Prince William struck by heavy eyelids at Westminster Abbey ceremony

It appears juggling a newborn baby and royal duties has been a bit too much for Prince William .

The Duke of Cambridge joined Prince Harry and his bride-to-be Meghan Markle at an Anzac Day service in Westminster.

The Prince, now a dad of three, was battling heavy eyelids as his tiredness overcame him – despite being in good spirits shortly before the service began.

William today returned to royal duties for the first time since the Duchess of Cambridge gave birth to their third child on Monday morning.

He now has three young children at home – his two-day-old son, Princess Charlotte, who will turn three next month, and Prince George, four.
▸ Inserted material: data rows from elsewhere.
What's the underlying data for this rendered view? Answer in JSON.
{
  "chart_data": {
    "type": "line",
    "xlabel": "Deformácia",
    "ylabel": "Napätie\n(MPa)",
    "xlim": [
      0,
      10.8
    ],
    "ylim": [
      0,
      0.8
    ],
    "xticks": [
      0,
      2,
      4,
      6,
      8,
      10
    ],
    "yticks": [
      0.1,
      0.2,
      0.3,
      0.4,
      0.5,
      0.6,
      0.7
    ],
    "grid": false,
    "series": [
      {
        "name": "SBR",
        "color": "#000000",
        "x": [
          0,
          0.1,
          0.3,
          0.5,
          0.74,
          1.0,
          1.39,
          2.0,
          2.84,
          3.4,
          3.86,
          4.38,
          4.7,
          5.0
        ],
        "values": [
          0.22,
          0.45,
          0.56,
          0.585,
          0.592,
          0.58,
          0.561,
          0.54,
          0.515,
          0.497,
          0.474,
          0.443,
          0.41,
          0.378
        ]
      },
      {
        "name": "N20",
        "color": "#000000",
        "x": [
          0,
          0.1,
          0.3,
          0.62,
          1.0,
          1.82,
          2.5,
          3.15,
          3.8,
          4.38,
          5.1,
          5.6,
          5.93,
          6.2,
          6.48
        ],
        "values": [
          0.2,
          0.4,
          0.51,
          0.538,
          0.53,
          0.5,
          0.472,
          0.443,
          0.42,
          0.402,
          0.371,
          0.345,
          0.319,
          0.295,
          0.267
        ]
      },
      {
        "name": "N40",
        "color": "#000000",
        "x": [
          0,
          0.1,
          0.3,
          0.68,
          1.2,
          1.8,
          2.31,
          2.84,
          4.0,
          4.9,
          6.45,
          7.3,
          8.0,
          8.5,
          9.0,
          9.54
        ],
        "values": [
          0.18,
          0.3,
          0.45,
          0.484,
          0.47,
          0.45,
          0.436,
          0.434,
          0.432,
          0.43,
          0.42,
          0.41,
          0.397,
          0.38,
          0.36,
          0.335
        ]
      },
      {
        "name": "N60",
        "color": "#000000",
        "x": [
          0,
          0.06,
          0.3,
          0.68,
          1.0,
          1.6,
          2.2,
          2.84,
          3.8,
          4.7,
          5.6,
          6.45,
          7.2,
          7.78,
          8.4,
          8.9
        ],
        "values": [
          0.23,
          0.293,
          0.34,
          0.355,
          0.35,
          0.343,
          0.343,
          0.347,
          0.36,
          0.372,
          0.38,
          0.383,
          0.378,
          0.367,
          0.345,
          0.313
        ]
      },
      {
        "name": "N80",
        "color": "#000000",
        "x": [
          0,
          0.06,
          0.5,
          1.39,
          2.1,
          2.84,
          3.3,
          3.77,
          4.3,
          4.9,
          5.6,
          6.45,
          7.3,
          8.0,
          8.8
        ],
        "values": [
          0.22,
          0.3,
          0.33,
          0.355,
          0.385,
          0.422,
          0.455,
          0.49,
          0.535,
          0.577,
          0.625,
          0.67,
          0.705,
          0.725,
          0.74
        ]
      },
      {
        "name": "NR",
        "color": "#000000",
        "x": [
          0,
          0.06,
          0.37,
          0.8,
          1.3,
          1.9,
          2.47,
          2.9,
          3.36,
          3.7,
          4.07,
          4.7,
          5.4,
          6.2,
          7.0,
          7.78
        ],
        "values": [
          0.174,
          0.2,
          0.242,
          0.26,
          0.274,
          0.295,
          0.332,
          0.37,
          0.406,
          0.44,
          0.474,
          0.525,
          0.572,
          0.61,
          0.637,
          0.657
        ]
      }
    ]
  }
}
The Anzac Day service is the culmination of a day of events honouring Australia and New Zealand’s fallen, and those who have served in subsequent conflicts, which began with a dawn service and wreath laying.

William did drop some hints about a name for the new boy.

He said “Jerry’s a strong name” after greeting the New Zealand High Commissioner to the UK, Sir Jerry Mateparae at the service.

The Dean of Westminster joked about the eagerly anticipated name, saying: "Jerry would like it to be Jerry."

William replied: "Jerry’s a strong name."

Asked how the duchess and the baby were, the duke replied: "They’re very well thanks."

He said they are "in good form, luckily", and added: "Sleeping’s going reasonably well so far, so he’s behaving himself which is good news."

Earlier this morning, Prince Harry and wife-to-be Meghan Markle attended a dawn service at the New Zealand war memorial near Hyde Park in central London.

At Westminster Abbey during the traditional service, the Last Post will be played, an address made and Turkey’s Ambassador to the UK will read the famous words of Kemal Ataturk – Turkey’s founding father – from Anzac Cove.

Punters are still trying to guess what the duke and duchess have chosen to call the baby prince.

Bookmakers reported a late flurry of bets on Albert – the name of Queen Victoria’s beloved consort, and the actual first name of the Queen’s father George VI.